Two measures were used to assess the change in core and associated features of autism: the Autism Behavior Inventory, Short Form (ABI-S) and the Social Responsiveness Scale (SRS).
The ABI-S is an observer-reported outcome scale designed specifically to measure change and severity of ASD symptoms and has been shown to have content validity when completed by parents (Pandina et. al., 2021). The SRS is one of the most commonly used outcome measures in clinical trials of ASD and focuses on social responsiveness and interaction (Duke et al., 2013). Parents and teachers were asked to complete both measures at baseline, 4 weeks, and 8 weeks using an online and secure platform.
Parents and teachers were advised to report any concerns about a new medical problem immediately to the study investigators, who were available at all times to receive reports of possible adverse effects. At the 4-week and 8-week online questionnaires, parents were asked to report any new medical problems or concerns for possible side effects.
Baseline characteristics and variables were summarized using descriptive statistics. Repeated measures analysis using mixed-effects models was used to determine whether there were statistically significant changes in the mean score of ABI-S and SRS across the timepoints, with ‘subject ID’ being defined as the random effect.
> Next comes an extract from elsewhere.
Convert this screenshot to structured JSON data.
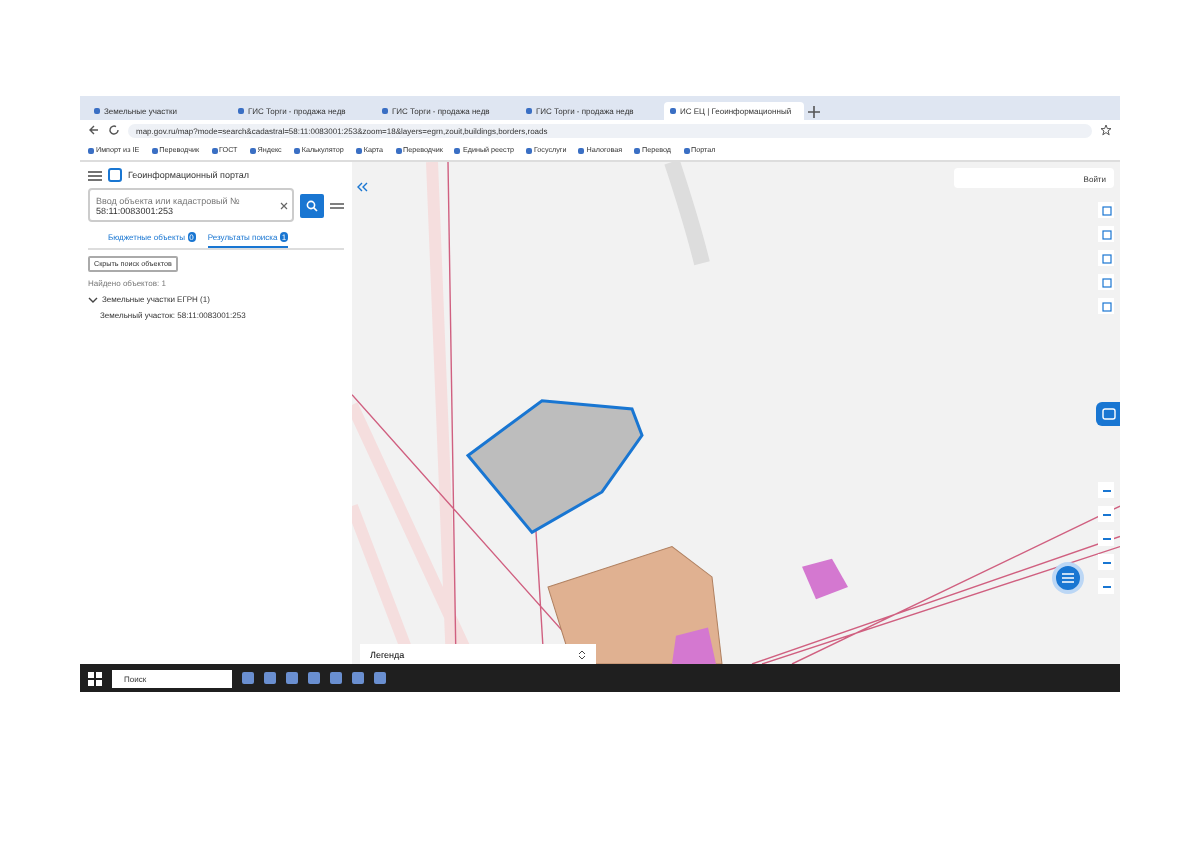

Change in both clinical variables was computed as post-treatment (8 weeks) score minus pre-treatment (baseline) score. Shapiro-Wilk test was used to test for normality of the data. Since all variables were normally distributed, one-sided paired t-test was used to compare the pre- and post-treatment mean scores.
Parent and teacher-reported measures were analyzed separately.
The open-label effect sizes were calculated by dividing the mean difference in score (end of study scores minus baseline scores) by the standard deviation of the difference. We also examined the number of participants who were “responders”, defined a priori as those who showed an improvement of at least 10% in at least two out of the four surveys.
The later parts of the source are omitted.